日本の個人向け国債が、個人投資家の間で注目を集めはじめています。
連日の債券安で利率が続伸しているためです(債権は価格が下がると利率は上昇する仕組みです)。
表示金利は募集期間R8.1.8~R8.1.30のもの
昨今では、NISAの浸透もあって、家計資産に占める株式や投資信託の比率も増加してきました。10年前は15%程度だったものが、今日では徐々に20%まで膨らんでいます。この成長は今後も加速するでしょう。もちろんこのデータはあくまでも全体像であり、個人差はかなりあるかと考えられます。
この変化は、インフレ時の資産防衛といった観点から、好ましい状況であると考えます。但し、株式には常に価値の急落というリスクが孕んでいることも忘れてはいけません。そういった意味でも、トータルバランスとして、債券のような「利率は低いがリスクは小さい」金融商品を家計資産の中に組み込んでおくことは、大切な考え方です。
日本政府が発行し保証する個人国債は、あまた存在する債券の中でも、最も高い安全資産だと云われていますし、その債権利率が上昇を続けているとなれば、注目されるのは当然でしょう。ちなみに、固定5(固定金利で5年後に償還される国債)の金利は現在1.59%ですが、これを500万円で購入したら、5年後には397,282円が利息分(税別)として受け取れます。
注意すべき点としては、以下の点が挙げられます。
・原則1年間は中途換金不可
・利子には20.315%の税金がかかる
・期間中に金利が上昇しても、固定型の金利は変わらない
・NISAでは購入できない(間接的に活用した商品はある)
現在の市場状況を鑑みると、今後しばらくは国債の金利水準は上昇傾向にあると考えられますので、これといった金利の段階で固定金利ものを購入されてもよいかもしれません。また時期をずらして分散購入するやり方もよいでしょう。

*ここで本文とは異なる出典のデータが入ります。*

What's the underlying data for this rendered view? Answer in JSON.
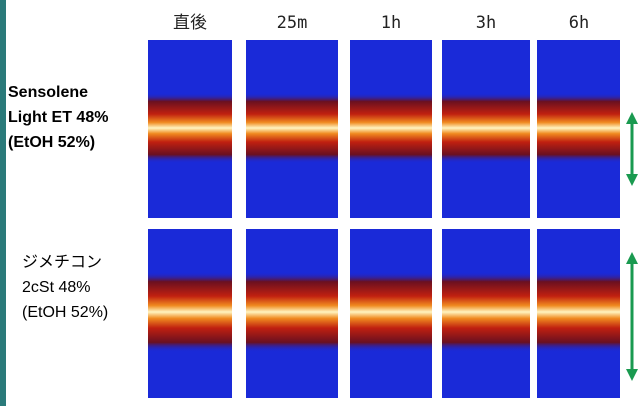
{
  "columns": [
    "直後",
    "25m",
    "1h",
    "3h",
    "6h"
  ],
  "rows": [
    {
      "label_lines": [
        "Sensolene",
        "Light ET 48%",
        "(EtOH 52%)"
      ]
    },
    {
      "label_lines": [
        "ジメチコン",
        "2cSt 48%",
        "(EtOH 52%)"
      ]
    }
  ]
}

最後に、日本国債をベースにした一時払いの終身保険にも着目してみましょう。国債の金利上昇を見据えて、各保険会社は、個人では購入出来ない長期債券を運用主体とした保険商品を、続々とリリースしています。
例えば、某保険会社の円建て一時払い保険の積立利率は、プランによっては3%強が期待出来ます。老後の生活費準備と相続対策を一緒に進めたいという方には、非常に効果的なプランです。